Enabling data sharing, citation, and discovery

[A guest post for INSPIRE originally posted here.]

We are familiar with the critical role of INSPIRE in searching for papers, following references, tracking the citations, and providing author profiles. Now INSPIRE is taking steps to extend this service to data, thus creating a rich new layer to the information system of high energy physics.

Historically, papers have been the primary means for scientific communication; however, it is common to augment papers with data. The Durham HepData project has hosted this type of data for several years, and since last year, HepData is integrated with INSPIRE. Some papers have several datasets associated to it, so each dataset is given a unique, persistent Digital Object Identifier (DOI).
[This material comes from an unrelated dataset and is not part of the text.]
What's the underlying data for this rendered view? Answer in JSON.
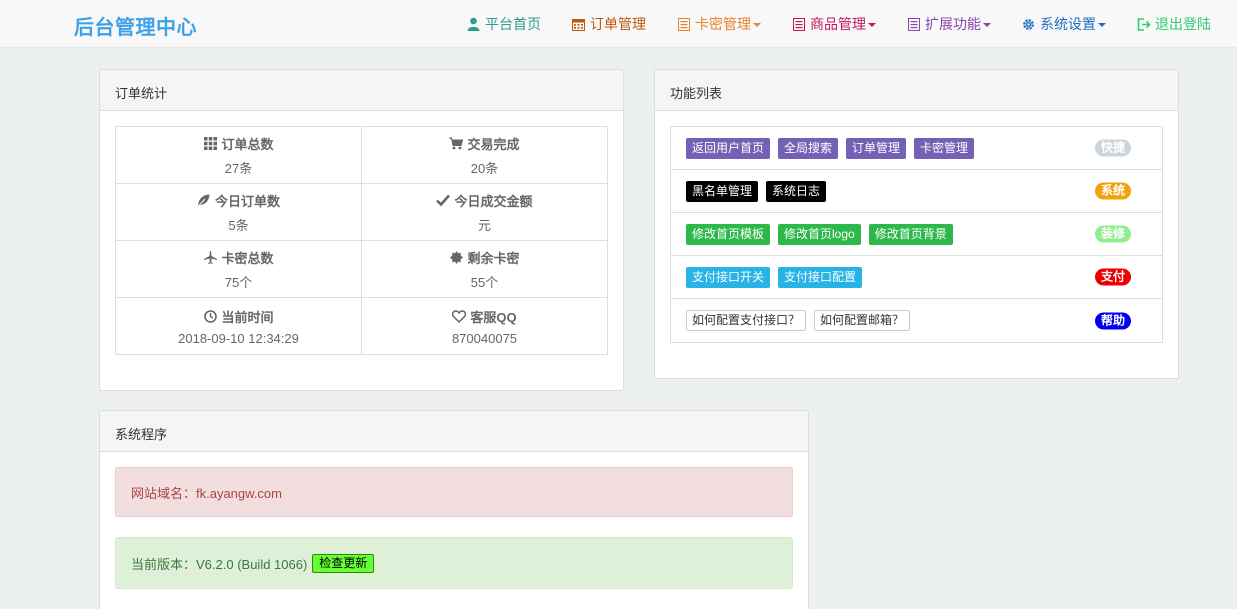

Not only do these DOIs ensure that you can find the data, but they also provide a clear way to cite the data.

Let's look at an example. Last month, ATLAS took an important step forward and released a digital form of the likelihood function associated to the Higgs boson property measurements. You can find these likelihood functions by clicking on the Data tab of the ATLAS paper. There are three datasets associated to this paper, and each has its own DOI. For instance, the H→γγ likelihood's DOI is http://doi.org/10.7484/INSPIREHEP.DATA.A78C.HK44. If you click, the DOI will "resolve" to the INSPIRE record for this specific dataset (not the paper). From this record you can:

download the data from the "Files" tab
check which papers are citing this dataset from the "Citation" tab
follow the link to the original paper
export a properly formatted citation to the dataset itself

In addition to data coming from HepData, INSPIRE now supports data hosted in other third-party data repositories such as Figshare or The Dataverse Network. To test this out, I put some data from a phenomenological study of the CMSSM onto Dataverse -- yes, theorists create data too! In this case, Dataverse issued the persistent identifier to our data since they take on the responsibility to store it. I sent the persistent identifier to INSPIRE and now it shows up in the data tab of our original paper. INSPIRE can now track citations to this data, which is hosted remotely. Nice!

The last example comes from a not-so-high-energy experiment I was involved in called APEX at Jefferson Lab, which is searching for evidence of a 5th fundamental force of nature together with similar experiments such as DarkLight, HPS, and MAMI. Unlike the enormous LHC experiments, APEX had 66 collaborators that contributed to the test-run for this small, special-purpose experiment. The results of the test run were published in 2011, and this week the [raw mass distribution][] from those 770,509 events collected by APEX was released directly on INSPIRE.

These three examples illustrate the diversity of data in HEP ranging from low-level experimental data, to theoretical predictions, to the results of statistical analysis. They also demonstrate the richness of the data layer and the need for a robust information system. Looking to the future, we can imagine an extended author profile that includes details on datasets analogous to what we are already have with papers.